On Friday, May 6 and Saturday, May 7 the Alliance for an Inclusive Middlebury (AIM) held its inaugural symposium, entitled “Activists, Allies and Accomplices: Responses to Racism Today.”
AIM was formed earlier this year by President of the College Laurie L. Patton, and is comprised of students, faculty and staff. The group’s responsibilities include launching initiatives to foster inclusivity, giving regular progress reports to administrators and publicizing statistics regarding the College’s institutional diversity.
The symposium began Friday evening with a panel on allyship that featured undergraduate students from the College as well as graduate students from the Institute of International Studies at Monterey.
On Saturday Rinku Sen, executive director of the racial justice organization Race Forward, gave the keynote address. In her speech Sen detailed the evolution of her involvement with racial justice issues. As an undergraduate student, she said, she paid little attention to activism of any sort until friends staged an “intervention.”
“Denial is like a drug,” Sen said. “It does make you feel better, it gives you relief, but you have to keep taking it, because something’s gonna bring you back to reality.”
Sen later attended a student rally. “For the first time in the 12 years since my family had immigrated, I felt like I belonged” she said.
“That was the moment where I understood that being an American isn’t about looking like Marsha Brady,” she said. “It is about investing in your community with all the people who are in it to make it the most inclusive, most effective, most fair community it could be.”
Sen shared that her devotion to activism keeps her grounded in the United States.
“Every election I’ve experienced since I started organizing, someone says, ‘If so-and-so wins, I’m moving to Canada,’” she said. “And every election, I say, whatever happens, I’m going nowhere. This is my home, I’m an American. And I expect some pretty rough times, and a fair amount of suffering.
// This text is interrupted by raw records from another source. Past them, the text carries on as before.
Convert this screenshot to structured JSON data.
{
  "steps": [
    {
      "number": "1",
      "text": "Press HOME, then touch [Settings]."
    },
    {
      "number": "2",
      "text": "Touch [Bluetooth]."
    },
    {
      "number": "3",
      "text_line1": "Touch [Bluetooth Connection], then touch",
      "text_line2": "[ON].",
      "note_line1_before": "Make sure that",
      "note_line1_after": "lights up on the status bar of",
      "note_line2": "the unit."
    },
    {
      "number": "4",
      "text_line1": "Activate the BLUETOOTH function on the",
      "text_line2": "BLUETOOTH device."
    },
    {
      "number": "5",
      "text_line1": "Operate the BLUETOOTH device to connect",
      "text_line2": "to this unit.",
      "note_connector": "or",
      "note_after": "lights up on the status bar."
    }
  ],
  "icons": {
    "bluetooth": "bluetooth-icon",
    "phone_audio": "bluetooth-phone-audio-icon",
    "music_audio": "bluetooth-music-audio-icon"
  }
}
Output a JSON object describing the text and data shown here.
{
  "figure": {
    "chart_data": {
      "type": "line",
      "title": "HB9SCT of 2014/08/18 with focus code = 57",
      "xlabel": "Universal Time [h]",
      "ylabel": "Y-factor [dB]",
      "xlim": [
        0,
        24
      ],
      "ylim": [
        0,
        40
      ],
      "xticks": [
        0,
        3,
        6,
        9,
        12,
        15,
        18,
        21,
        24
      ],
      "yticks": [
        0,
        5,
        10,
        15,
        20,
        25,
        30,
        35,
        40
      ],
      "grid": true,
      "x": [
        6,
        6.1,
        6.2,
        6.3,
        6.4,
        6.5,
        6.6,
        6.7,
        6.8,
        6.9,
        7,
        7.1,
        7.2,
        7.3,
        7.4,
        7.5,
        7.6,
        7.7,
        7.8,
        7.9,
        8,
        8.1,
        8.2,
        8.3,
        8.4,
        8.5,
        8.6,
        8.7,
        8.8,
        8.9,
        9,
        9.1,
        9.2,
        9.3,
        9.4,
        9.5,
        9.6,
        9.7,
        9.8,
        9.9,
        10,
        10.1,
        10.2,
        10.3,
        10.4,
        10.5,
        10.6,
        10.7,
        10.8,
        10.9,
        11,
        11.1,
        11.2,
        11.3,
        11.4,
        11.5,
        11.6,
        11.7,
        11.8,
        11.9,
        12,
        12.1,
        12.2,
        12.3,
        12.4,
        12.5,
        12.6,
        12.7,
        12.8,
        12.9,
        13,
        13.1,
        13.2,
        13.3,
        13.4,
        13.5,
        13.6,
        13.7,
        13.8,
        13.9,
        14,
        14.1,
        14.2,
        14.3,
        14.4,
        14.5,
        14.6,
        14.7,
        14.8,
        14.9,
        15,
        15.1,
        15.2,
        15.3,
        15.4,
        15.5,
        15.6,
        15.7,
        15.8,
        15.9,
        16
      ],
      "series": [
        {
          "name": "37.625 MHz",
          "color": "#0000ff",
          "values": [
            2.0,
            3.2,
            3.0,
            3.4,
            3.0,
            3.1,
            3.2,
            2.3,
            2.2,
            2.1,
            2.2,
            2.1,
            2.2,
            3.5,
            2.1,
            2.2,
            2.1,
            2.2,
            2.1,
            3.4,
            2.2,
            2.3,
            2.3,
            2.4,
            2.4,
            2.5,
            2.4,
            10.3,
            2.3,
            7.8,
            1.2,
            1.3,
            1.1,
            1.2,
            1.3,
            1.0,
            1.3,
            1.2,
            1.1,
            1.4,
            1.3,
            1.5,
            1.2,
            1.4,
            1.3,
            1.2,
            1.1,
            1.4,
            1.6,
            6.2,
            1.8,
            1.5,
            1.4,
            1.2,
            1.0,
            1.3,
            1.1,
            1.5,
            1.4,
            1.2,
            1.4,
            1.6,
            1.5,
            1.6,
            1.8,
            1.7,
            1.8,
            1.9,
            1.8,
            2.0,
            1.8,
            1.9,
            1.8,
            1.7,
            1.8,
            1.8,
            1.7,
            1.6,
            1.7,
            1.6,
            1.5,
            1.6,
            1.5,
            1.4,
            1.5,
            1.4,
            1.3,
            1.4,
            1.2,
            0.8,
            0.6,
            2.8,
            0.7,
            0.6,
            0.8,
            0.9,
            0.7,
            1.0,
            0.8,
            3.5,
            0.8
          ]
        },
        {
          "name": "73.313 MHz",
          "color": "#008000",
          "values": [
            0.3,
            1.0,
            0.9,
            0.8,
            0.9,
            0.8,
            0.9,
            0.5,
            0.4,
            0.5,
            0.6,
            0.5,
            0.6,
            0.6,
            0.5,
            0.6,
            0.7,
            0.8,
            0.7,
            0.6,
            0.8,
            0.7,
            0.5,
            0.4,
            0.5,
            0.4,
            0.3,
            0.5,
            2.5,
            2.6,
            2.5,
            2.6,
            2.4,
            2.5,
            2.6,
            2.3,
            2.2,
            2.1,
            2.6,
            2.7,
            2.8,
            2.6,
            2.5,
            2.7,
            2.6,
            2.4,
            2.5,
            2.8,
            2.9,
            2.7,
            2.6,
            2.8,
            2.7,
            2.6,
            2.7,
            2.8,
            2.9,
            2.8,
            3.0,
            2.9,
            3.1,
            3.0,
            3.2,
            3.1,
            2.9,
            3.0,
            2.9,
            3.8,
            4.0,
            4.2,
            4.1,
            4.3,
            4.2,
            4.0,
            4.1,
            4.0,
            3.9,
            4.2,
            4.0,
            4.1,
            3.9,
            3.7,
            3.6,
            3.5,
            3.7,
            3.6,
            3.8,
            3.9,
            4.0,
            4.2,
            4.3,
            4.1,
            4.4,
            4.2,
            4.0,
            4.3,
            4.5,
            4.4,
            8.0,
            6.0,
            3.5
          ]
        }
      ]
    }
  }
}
But I know that if we keep going in the ways we have been going, by organizing, by changing the rules and tools that control our lives, I know we can achieve peace that comes from justice, and not from repression.”
Sen’s speech was followed by a panel of student activists, including Angie McCarthy ’19, Rana Abdelhamid ’15 and Ashley Bomboka, a current senior at Bowdoin College.
Asked about her experience with activism at Middlebury, Abdelhamid shared that she felt disillusioned as a freshman.
McCarthy said that during her short time at the College, she has tried to identify various potential avenues for activism.
“I started my work here in much more informal settings, with conversations within my commons and within my friend groups, as well as going to different cultural orgs and having conversations there,” she said. “Most of my activist work has been through AIM, and right now we’re working to create a more inclusive Middlebury that all of us can not just enjoy, but grow with.”
Bomboka said that she has learned from her activism at Bowdoin to be “as solution-oriented as possible.”
“[Early in my college career] I was just angry, and I was mad and I wanted to say everything I wanted to say,” Bomboka said. “That can’t get you far, because you’re not engaging people — it’s just putting yourself out there, and nobody can really work with that, even you yourself can’t really work with that. So always keep that glass-half-full approach, and try to find ways to connect with other people, versus staying in your own zone of anger and venting.”
The symposium concluded with a speech by Rashawn Ray, a sociology professor at the University of Maryland, College Park, and a faculty panel on issues of race, difference and power.
Patton, who attended the entire day’s events, told The Campus that she valued the symposium’s inclusion of diverse voices and pragmatic focus.
“I think it’s been a fantastic event so far, partly because of the voices that have been part of the conversation,” she said. “We’ve had student and faculty voices from Monterey, from Middlebury and staff voices from Middlebury, as well as other colleges like us, like Bowdoin.”
“I’ve also felt like the conversation was really constructive and focused on things that we can do, and best practices,” she said. “And the more conversations are focused on best practices, the better off we’re all going to be, and the better off we can make Middlebury.”